The Slight Difference Between Sell-By And Use-By Dates

While sell-by and use-by dates on food products are linked to good food safety practices, it's not always easy to understand what is intended by the numbers stamped on the items lining your grocery store shelves. The key difference between these two labels is that the sell-by date is directed toward retailers and the use-by date is offered for consumers.

A retailer reads the sell-by date as an indicator of when a product should be taken off the shelf. The use-by date, on the other hand, offers information to the consumer about the quality of the product, which will decline after the printed date. Neither is considered a food safety label and products tend to be safe to be eaten after the sell-by or use-by date, so long as they have been safely handled by the retailer and consumer. Federal regulations do not require that food products (except for certain baby formulas) be marked with a sell-by or use-by date.

Better understanding the sell-by and use-by dates

Sell-by dates are typically used on fresh and prepared foods while use-by dates are generally applied to shelf-stable items, including canned goods and condiments. Though the appearance, aroma, taste, or texture of these foods will change over time, many food products remain perfectly edible after these dates have passed. Such is the case with egg carton sell-by dates.

Oftentimes, how you store and handle your food is more important than the sell-by or use-by date in determining its safety. To extend the life of a jar of peanut butter, for example, you'll want to store it in your refrigerator. The best storage practices vary from one food to another, sometimes even within a single category of food. For example, while white rice is shelf-stable, brown rice needs to be kept in the fridge. Acquiring the appropriate containers and understanding the ideal storage conditions for specific ingredients is helpful when it comes to keeping your food safe after the sell-by or use-by date.

Using your senses to avoid food waste

There's a fine line between food safety and food waste. On the one hand, you never want to consume food that could potentially make you sick. On the other, you don't want to throw out perfectly good food. Each year about 42 billion pounds of otherwise edible food is wasted at home in the United States, contributing to major environmental and societal issues (via Feeding America).

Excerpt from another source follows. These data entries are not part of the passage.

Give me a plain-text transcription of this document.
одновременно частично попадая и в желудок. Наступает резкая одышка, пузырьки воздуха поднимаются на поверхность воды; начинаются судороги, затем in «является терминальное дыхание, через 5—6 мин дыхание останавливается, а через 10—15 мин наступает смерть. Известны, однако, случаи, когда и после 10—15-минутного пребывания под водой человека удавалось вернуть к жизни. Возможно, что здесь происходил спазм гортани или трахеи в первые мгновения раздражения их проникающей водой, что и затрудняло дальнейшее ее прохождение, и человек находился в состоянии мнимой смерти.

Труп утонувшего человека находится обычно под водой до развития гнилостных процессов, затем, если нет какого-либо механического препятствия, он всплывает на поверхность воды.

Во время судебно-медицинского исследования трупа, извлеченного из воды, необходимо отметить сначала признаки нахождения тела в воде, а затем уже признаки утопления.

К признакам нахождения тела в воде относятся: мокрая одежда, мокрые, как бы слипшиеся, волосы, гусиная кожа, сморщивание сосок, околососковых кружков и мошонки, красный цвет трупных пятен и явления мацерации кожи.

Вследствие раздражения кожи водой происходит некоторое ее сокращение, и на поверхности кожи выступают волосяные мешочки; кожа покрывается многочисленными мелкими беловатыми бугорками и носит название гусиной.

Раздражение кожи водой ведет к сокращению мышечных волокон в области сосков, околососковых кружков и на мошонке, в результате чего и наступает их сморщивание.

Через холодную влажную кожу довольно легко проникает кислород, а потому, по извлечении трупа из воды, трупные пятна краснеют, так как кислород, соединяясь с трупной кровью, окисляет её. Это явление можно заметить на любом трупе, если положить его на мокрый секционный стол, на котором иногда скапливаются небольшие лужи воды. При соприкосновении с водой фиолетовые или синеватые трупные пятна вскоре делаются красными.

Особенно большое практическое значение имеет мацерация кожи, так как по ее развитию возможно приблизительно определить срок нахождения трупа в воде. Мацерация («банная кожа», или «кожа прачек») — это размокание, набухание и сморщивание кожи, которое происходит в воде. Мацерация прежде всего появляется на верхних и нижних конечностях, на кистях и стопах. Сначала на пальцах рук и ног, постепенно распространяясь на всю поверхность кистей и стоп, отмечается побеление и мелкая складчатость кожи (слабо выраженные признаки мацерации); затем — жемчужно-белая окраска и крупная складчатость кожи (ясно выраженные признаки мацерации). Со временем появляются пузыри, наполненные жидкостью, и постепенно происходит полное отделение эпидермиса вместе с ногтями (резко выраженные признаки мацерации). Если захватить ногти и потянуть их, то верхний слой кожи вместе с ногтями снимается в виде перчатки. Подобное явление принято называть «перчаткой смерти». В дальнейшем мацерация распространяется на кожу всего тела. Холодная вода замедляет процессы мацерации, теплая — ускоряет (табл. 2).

The gray area of sell-by and use-by dates can make things seem confusing — but don't forget that your senses are powerful tools to determine whether food has expired. If you have any suspicions about the safety of a food product after reading the printed labels on the packaging, carefully look it over for signs of spoilage, such as strange colors or textures that could be indicators of mold or that ingredients have separated as the product becomes rancid. You may also give the food a sniff to check for any bad odors. When in doubt, throw it out — but if your milk is a few days past its sell-by date, yet it still smells and looks okay, go ahead and pour it into your morning coffee.